The accuracy can be improved by smoothing the estimated probabilities. Recall that for a feature Fi of a specific pixel being present or absent, we estimate the probability of that feature for a specific digit as P(Fi | Y) ≈ c(Fi, Y) / c(Y). We count c(Fi, Y), the number of images with feature Fi labeled Y, and divide by c(Y), the total number of images labeled with that digit. However, it is possible that none of the training images for that digit will have that feature, and the numerator and thus estimated probability is zero. Since you are multiplying probabilities together, the entire rank will be 0. Thus, one stray pixel will result in a rank of 0, regardless of how many other pixels are a good match.
To fix this, smooth the probabilities so they are never zero. The simplest solution (worth 1 point) is to change the numerator to 1 + c(Fi, Y). This ensures that the estimated probability won't be zero. However, it adds the possibility of the result being greater than 1. The best smoothing will obey the following properties, in order of importance:
The estimate is never 0.
The estimate is never greater than 1.
The sum of the estimate of a pixel being black and the pixel being white is 1.
As you go, it is important that you do not distort the probability estimation. Ensure the following two properties remain true:
There is no possibility of collisions: two features with different counts ending up with the same estimate.
The smoothing is, in fact, smooth: any two features with the same difference in counts have the same difference in estimated probability.
Both the original estimate and the simplest smoothing described above preserve these properties. The best way to avoid breaking them is to keep your smoothing simple and consistent for all possible numerators.
The program is slow because many values are recomputed unnecessarily. Fixing this will require you to modify the program extensively on your own.

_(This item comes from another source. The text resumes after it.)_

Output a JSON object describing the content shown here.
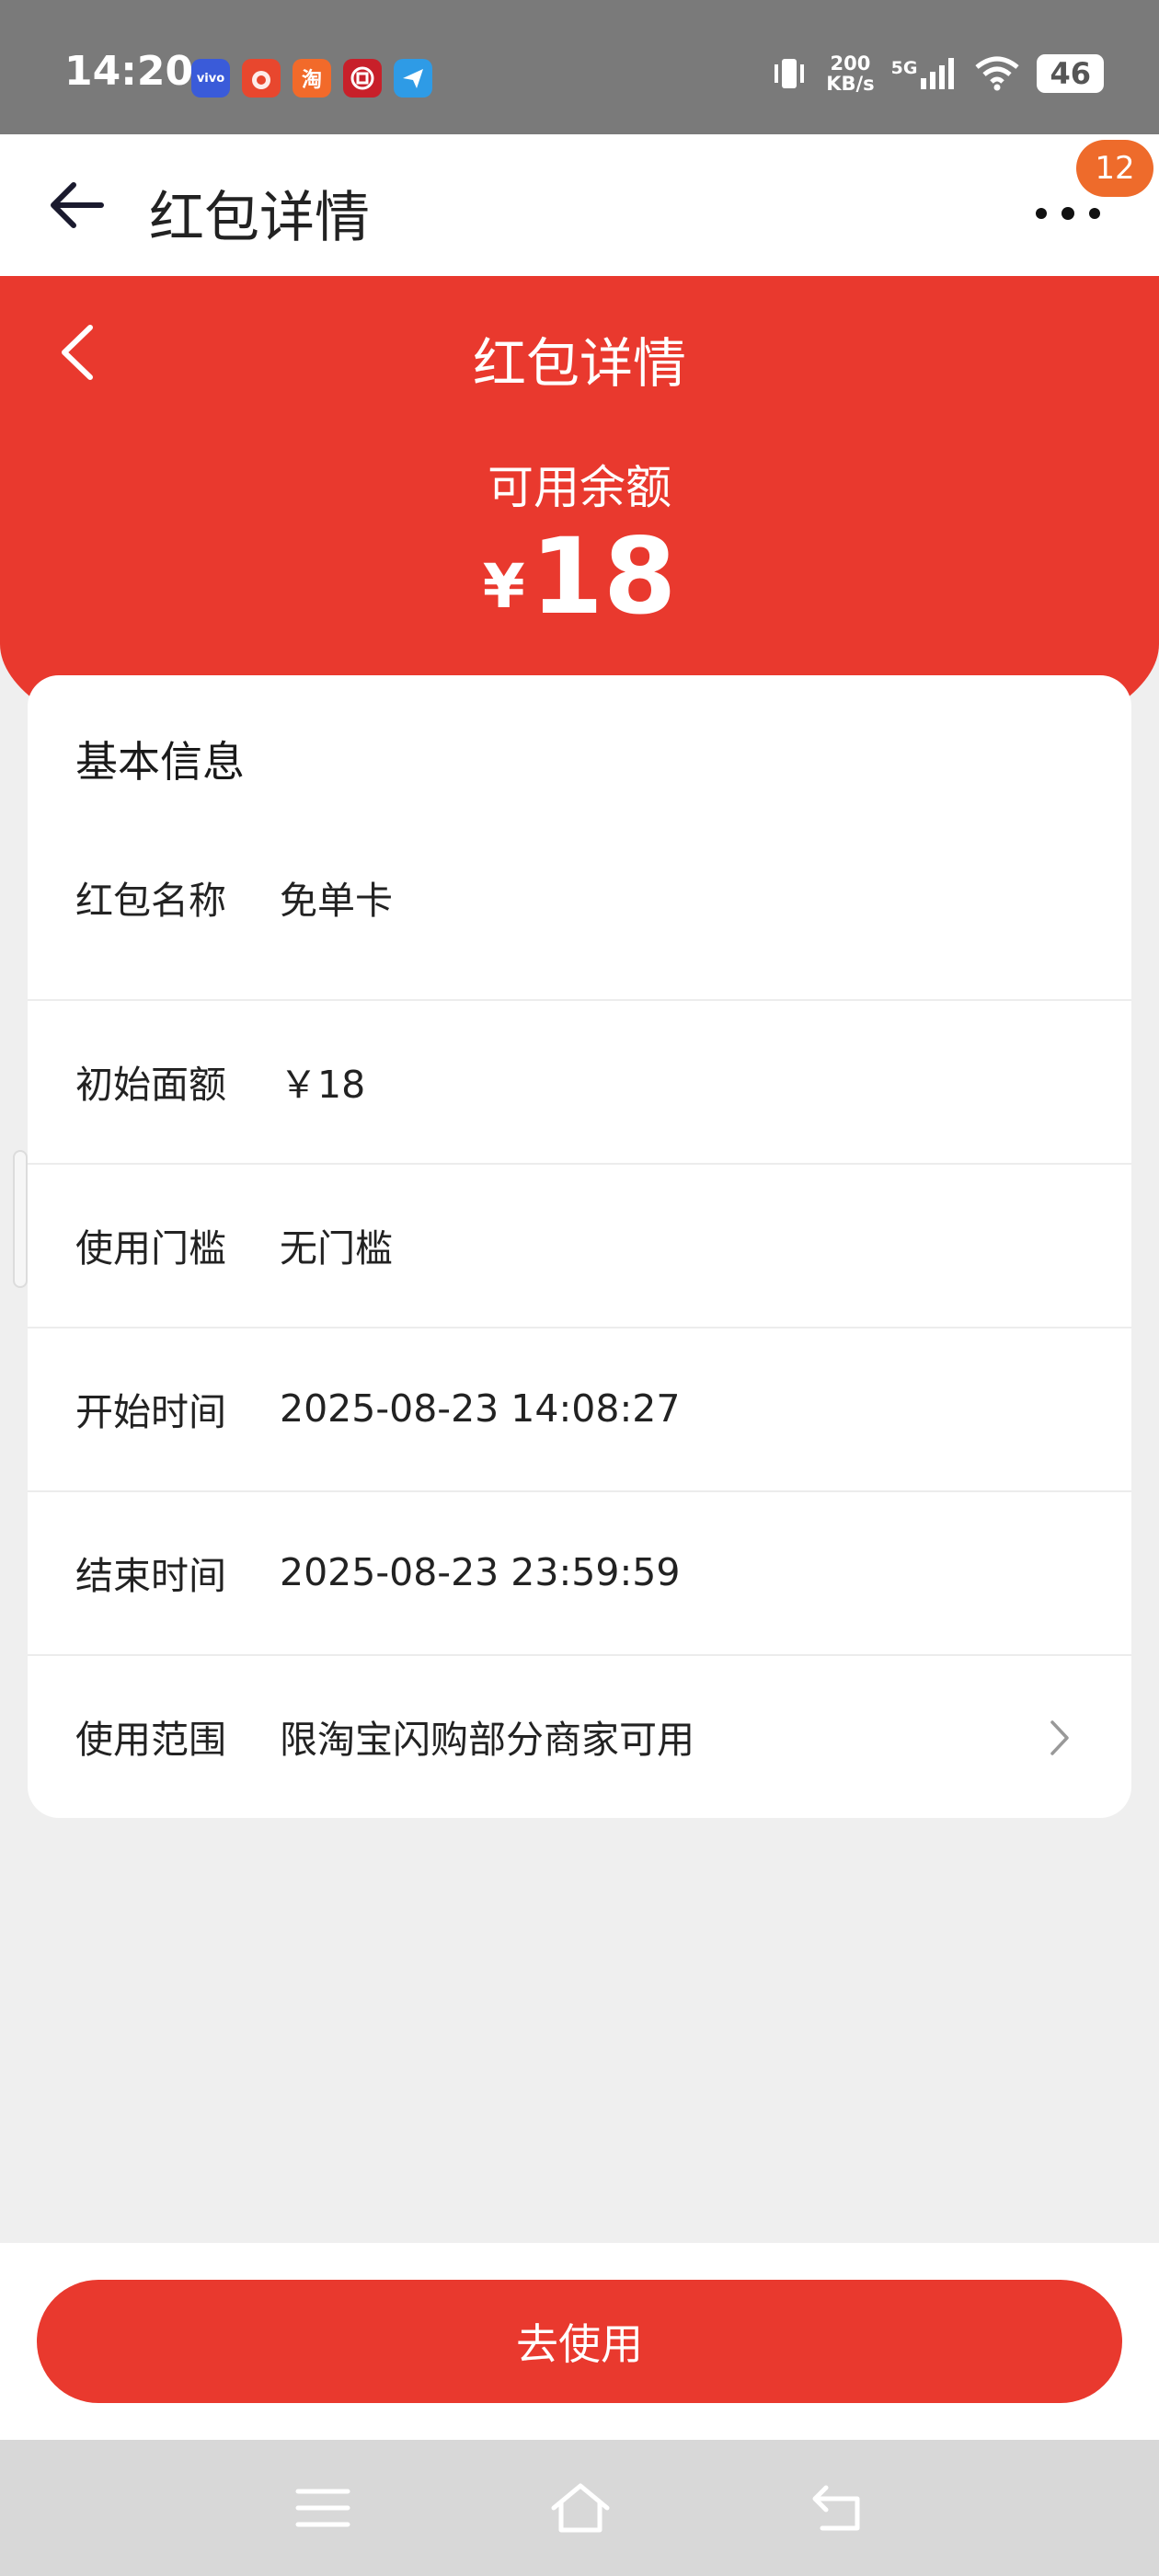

Every time you classify a new image, you are recomputing c(F, Y) for each digit and feature. However, these numbers do not change from image to image. To improve the efficiency of your program, you should precompute and save summaries of the images for each digit. First, gather the images by their label: this is what buildCorpus already does. Then, for each feature, compute and store a pair of Ints: what you store is up to you, but it should be enough to compute probOfFeature without looking at the list of images. Thus a Summary is a 28x28 nested list of tuples.
type Summary = [[(Int, Int)]]
Instead of the Corpus associating each digit with a list of PixelImages, it will now associate each digit with a Summary. You will also need to store how many images there originally were for each digit. The following type aliases reflect these changes.
type DigitSummary = [(Digit, Summary)]
type DigitCount = [(Digit, Int)]
type Corpus = (DigitCount, DigitSummary)
You will need to change most functions in DigitRecognition.hs to work with these new types. You may also need helper functions for building the corpus. Other files will not need to change. The following two definitions may help. featureGrid groups the features into lines, and is helpful for creating summaries.
featureGrid :: [[Feature]]
featureGrid = chunksOf 28 allFeatures
getFeature takes a summary and a feature, returning the specific tuple of positive and negatives counts..
getFeature :: Summary -> Feature -> (Int, Int)
getFeature sum ind =
let row = sum !! (ind `div` 28)
val = row !! (ind `mod` 28)
in val
Subject to change